Helal is the winner of BOMB Magazine’s Biennial 2016 Poetry Contest, selected by Bhanu Kapil. Her work has appeared in numerous publications including The Paris Review, POETRY Magazine, Boston Review, and Best American Experimental Writing 2018. She has presented her work at the Museum of Modern Art (MoMA), the Studio Museum in Harlem, Brooklyn Museum and the Guggenheim Museum.

Born in Al Mansurah, Egypt, she currently lives in the United States. She received her MFA in creative nonfiction from The New School and her BA in journalism and international studies from Ohio Wesleyan University.

 

Raymond Antrobus was born in London, Hackney to an English mother and Jamaican father. He is the author of To Sweeten Bitter (2017, Out-Spoken Press), The Perseverance (2018, Penned In The Margins / Tin House) All The Names Given (2021, Picador / Tin House) and the children’s picture book Can Bears Ski? (2020, Walkers Books) In 2019 he became the first ever poet to be awarded the Rathbone Folio Prize for best work of literature in any genre.
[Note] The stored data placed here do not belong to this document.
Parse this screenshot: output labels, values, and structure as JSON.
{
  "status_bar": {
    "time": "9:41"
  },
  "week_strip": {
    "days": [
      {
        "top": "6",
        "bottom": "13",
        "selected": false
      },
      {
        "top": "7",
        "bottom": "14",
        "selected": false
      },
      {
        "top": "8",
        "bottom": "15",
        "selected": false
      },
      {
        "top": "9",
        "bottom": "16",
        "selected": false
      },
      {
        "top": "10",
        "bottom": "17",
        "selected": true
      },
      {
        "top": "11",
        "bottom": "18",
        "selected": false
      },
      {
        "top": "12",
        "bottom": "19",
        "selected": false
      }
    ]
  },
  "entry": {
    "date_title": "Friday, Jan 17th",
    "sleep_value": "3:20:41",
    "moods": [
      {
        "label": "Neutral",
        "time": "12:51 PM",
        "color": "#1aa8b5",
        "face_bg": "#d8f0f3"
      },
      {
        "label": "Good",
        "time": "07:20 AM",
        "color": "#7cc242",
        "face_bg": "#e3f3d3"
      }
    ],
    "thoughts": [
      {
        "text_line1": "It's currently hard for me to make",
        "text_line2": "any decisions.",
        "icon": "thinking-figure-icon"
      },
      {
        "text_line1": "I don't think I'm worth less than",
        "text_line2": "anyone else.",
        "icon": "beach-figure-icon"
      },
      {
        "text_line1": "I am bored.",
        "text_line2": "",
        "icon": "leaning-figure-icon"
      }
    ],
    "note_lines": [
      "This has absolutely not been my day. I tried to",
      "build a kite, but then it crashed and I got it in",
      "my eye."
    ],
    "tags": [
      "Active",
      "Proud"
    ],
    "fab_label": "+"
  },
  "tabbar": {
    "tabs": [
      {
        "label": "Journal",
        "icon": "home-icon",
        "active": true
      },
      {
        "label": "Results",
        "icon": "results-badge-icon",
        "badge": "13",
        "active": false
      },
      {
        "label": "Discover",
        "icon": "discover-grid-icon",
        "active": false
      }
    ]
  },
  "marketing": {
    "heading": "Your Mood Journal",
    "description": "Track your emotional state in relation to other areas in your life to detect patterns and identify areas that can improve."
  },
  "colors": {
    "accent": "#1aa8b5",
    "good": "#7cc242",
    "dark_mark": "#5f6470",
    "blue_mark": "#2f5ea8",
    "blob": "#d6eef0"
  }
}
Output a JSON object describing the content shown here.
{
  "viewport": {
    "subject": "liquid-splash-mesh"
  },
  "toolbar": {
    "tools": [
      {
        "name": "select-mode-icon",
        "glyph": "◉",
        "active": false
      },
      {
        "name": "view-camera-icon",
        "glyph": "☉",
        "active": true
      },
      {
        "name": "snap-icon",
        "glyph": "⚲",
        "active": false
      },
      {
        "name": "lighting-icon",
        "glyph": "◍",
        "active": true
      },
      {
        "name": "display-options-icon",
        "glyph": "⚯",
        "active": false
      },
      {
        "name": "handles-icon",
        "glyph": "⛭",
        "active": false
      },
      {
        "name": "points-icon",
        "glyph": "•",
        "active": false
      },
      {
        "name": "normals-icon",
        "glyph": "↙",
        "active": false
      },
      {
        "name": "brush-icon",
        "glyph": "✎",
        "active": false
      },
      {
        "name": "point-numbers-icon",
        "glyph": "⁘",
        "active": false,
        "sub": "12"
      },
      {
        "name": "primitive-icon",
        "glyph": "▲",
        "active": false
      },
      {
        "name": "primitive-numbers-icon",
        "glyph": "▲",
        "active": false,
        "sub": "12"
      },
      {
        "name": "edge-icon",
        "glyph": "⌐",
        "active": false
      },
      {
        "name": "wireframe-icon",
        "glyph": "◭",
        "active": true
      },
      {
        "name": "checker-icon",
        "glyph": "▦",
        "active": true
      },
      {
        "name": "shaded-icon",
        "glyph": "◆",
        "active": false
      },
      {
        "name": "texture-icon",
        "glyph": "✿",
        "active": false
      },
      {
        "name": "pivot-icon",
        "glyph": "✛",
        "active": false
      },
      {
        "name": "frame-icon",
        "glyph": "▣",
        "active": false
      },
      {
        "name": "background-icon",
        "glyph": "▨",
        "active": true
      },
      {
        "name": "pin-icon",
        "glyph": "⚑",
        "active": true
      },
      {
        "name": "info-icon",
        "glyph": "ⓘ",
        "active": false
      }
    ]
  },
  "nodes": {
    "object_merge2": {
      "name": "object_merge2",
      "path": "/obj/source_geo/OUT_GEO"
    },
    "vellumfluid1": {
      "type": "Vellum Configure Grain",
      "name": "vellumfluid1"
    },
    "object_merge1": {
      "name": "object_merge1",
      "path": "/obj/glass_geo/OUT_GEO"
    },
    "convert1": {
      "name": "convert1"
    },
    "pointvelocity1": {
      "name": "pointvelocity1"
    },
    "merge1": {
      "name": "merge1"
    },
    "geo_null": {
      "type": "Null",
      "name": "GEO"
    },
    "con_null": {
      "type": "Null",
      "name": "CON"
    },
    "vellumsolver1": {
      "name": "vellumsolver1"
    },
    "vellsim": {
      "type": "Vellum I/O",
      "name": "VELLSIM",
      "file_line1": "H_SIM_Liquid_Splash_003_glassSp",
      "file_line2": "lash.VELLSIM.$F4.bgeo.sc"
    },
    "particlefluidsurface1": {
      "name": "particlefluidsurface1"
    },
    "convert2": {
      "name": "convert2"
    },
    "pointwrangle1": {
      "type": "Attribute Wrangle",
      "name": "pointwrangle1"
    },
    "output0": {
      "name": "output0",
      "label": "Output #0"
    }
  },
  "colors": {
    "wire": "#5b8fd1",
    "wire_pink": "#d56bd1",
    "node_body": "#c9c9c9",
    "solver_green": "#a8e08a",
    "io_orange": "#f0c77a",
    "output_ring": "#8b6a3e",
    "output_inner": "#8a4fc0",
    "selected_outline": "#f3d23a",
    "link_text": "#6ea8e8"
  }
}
Other accolades include the Ted Hughes award, PBS Winter Choice, A Sunday Times Young Writer of the year award and The Guardian Poetry Book Of The Year 2018, as well as being shortlisted for the T.S Eliot Prize, Griffin Prize and Forward Prize. In 2018 he was awarded The Geoffrey Dearmer Prize, (Judged by Ocean Vuong), for his poem Sound Machine. His poems were added to the UK’s GCSE syllabus in 2022.

 

makalani bandele is the author of three poetry collections hellfightin’ (Willow Books`, 2011), under the aegis of a winged mind (Autumn House Press, 2020), winner of the 2019 Autumn House Press Poetry Prize, and his latest manuscript, (jopappy and the sentence-makers are) eponymous as funk, won Futurepoem’s 2022 Other Futures Award and will be published in Fall 2024. This collection is made up entirely of poems written in the form bandele invented called ‘the unit’. Known for his experimental poetics, he is the winner of the 2023 Miracle Monocle Innovative Writing Award, and the 2021 First Prize in Experimental Poetry Contest from the Connecticut Poetry Society.  He has received fellowships from the National Endowment for the Arts, Cave Canem Foundation, the Kentucky Arts Council, Millay Colony, Obsidian Foundation, and Vermont Studio Center. bandele’s work has been published in several anthologies and widely in both print and online literary journals. His poems, visual art, and essays can be found in or are forthcoming in Washington Square Review, 32 poems, Prairie Schooner, DIAGRAM, Academy of American Poets’ Poem-a-Day, to name a few. He is a member of the Affrilachian Poets.

 

Aricka is an American poet and interdisciplinary writer from Detroit MI. Author of the chapbook Dream with a Glass Chamber, and Salt Body Shimmer (YesYes Books), she has earned fellowships from Cave Canem, Callaloo, and the Millay Colony for the Arts. She serves on the Board of Directors for The Offing, and spends her time in Chicago, IL engaging poetry with photography & video.